本来ならば成人したヒーローとして、今、この姿で何をすればいいかという問いに、エンデヴァーは明確に答えた。
「昼飯を食って、きちんと服を着て暖かくして、事務所に戻ったら昼寝をして早く大きくなれ」
「……それで、早う元に戻る?」
「たぶんな」
疑わしげな眼差しを黙殺する。
「オレ、本当は大人や」
ぬいぐるみを抱えて言われても、何の説得力もない。
「今の貴様には、大人のホークスが持つプロヒーローとして必要な知識も経験もない。おとなしく子供をやっていろ」
「そげなん、知らん」
訛りの強い、端的な否定は意味が取りづらいが、今の言葉は、子供らしさなど知らない、という意味に聞こえた。
小さな子供だ。
個性は強いが、それに頼っているのか身体能力はやや覚束ない。実年齢より二つは年下に見える細い身体はすぐに凍える。外見とは逆に、頭の中身は数歳分加算してよさそうだが、それでもたった六年分の人生しか詰まっていない、ただの子供だ。
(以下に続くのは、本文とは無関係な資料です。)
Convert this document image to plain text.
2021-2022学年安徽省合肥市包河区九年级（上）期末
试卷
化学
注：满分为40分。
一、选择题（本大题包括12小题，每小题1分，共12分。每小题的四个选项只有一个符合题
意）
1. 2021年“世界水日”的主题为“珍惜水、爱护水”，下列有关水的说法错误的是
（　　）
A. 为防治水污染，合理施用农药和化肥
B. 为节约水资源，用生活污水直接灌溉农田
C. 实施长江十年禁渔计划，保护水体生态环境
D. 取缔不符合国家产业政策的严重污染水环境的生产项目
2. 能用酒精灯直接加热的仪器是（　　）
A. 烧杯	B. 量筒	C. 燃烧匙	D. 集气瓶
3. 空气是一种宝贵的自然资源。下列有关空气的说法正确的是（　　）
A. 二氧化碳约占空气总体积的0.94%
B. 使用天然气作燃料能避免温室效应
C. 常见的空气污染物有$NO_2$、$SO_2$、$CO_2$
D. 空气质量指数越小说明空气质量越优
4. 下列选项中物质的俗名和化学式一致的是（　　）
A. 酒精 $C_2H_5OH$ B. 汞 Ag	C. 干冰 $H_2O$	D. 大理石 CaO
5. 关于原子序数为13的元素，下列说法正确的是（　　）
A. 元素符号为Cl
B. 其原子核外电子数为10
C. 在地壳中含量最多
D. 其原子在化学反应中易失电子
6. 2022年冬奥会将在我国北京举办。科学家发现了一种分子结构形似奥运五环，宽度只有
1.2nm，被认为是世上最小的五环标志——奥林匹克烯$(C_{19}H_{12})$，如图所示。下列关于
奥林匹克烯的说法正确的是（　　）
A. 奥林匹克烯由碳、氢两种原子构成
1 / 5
こんなただの子供が、当たり前のように無惨なことを言う。
何もできないのか、と声を震わせた娘の顔を思い出す。
この六歳の男の子は幻に過ぎず、手を伸ばしたところで救うことも守ることもできない。せめて今は優しく、などとおためごかしを口にしたが、それで救われるのはこちらの感傷にすぎない。
ヒーローが聞いて呆れる。
No.1になったところで、ぬいぐるみを抱きしめたかつての子供一人、救えない。